Search code examples
regexpython-3.xnlpnumeric-ranges

Numeric Ranges with a Regular Expression python


So I am working on a text analytics problem and I am trying to remove all the numbers between 0 and 999 with regular expression in Python. I have tried Regex Numeric Range Generator to get the regular expression but I didn't succed. I can only remove all the numbers.

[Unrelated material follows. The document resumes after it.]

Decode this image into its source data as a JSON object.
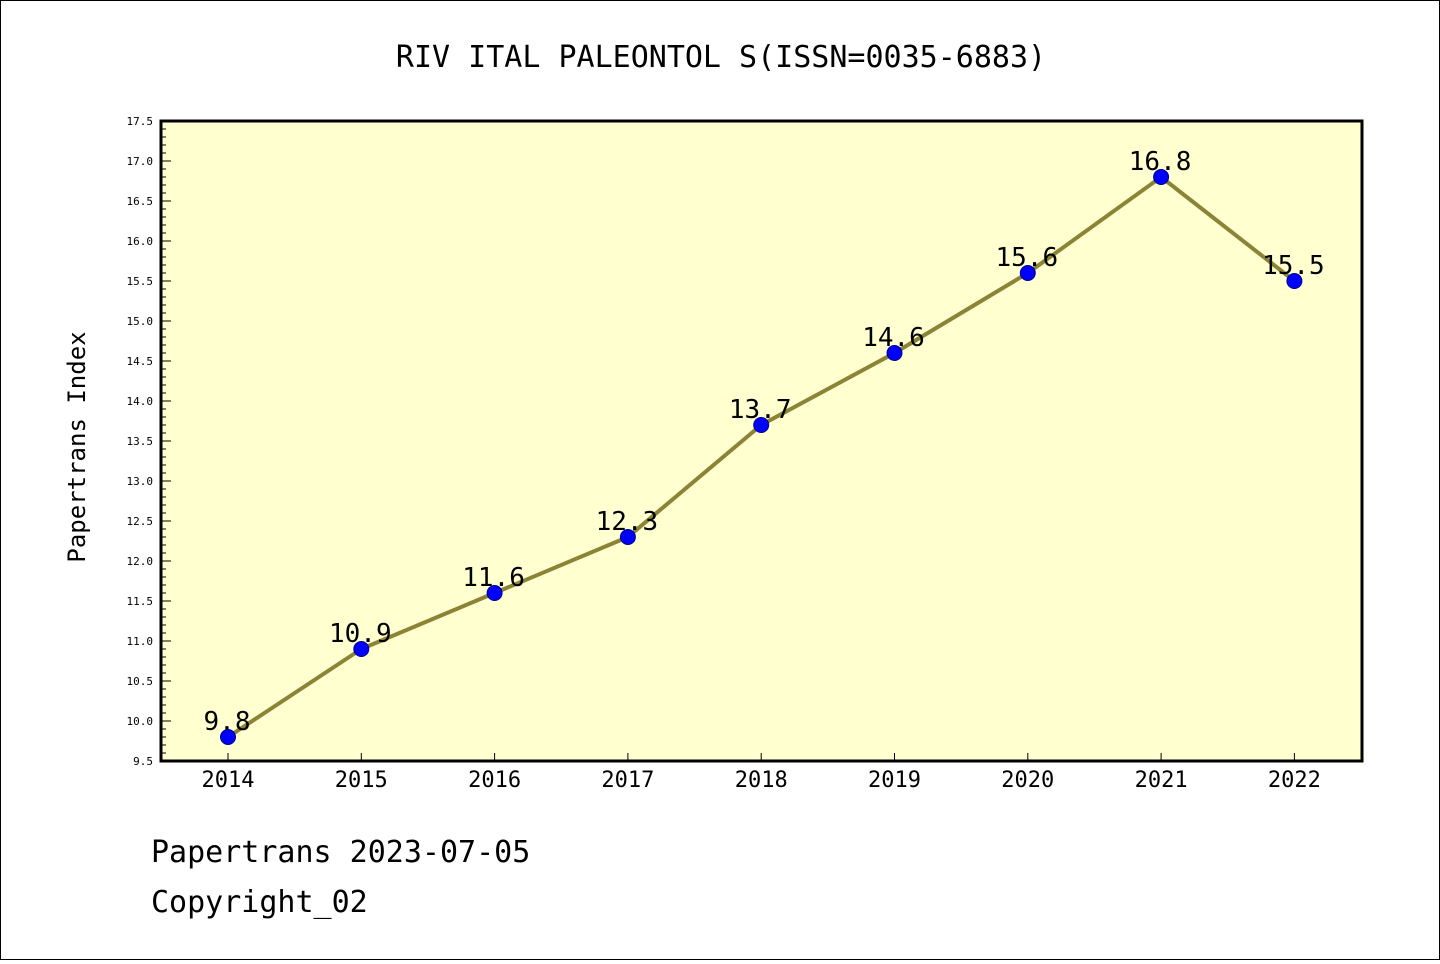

I have tried several Regex but it didn't work. here's what I tried

# Remove numbers starting from 0 ==> 999
data_to_clean = re.sub('[^[0-9]{1,3}$]', ' ', data_to_clean)

I have tried this also:

# Remove numbers starting from 0 ==> 999
data_to_clean = re.sub('\b([0-9]|[1-8][0-9]|9[0-9]|[1-8][0-9]{2}|9[0-8][0-9]|99[0-9])\b', ' ', data_to_clean)  

this one:

^([0-9]|[1-8][0-9]|9[0-9]|[1-8][0-9]{2}|9[0-8][0-9]|99[0-9])$

and this:

def clean_data(data_to_clean):
    # Remove numbers starting from 0 ==> 999
    data_to_clean = re.sub('[^[0-9]{1,3}$]', ' ', data_to_clean)  
    return data_to_clean

I have a lot of numbers but I need to delete just the ones under 3 decimals and keep the other.

Thank You for your help


Solution

  • You need precede the pattern string with an r to prevent escaping so the interpeter won't swap \b with a backspace. Plus you can simplify the pattern like this:

    data_to_clean = re.sub(r'\b([0-9]|[1-9][0-9]{1,2})\b', ' ', data_to_clean)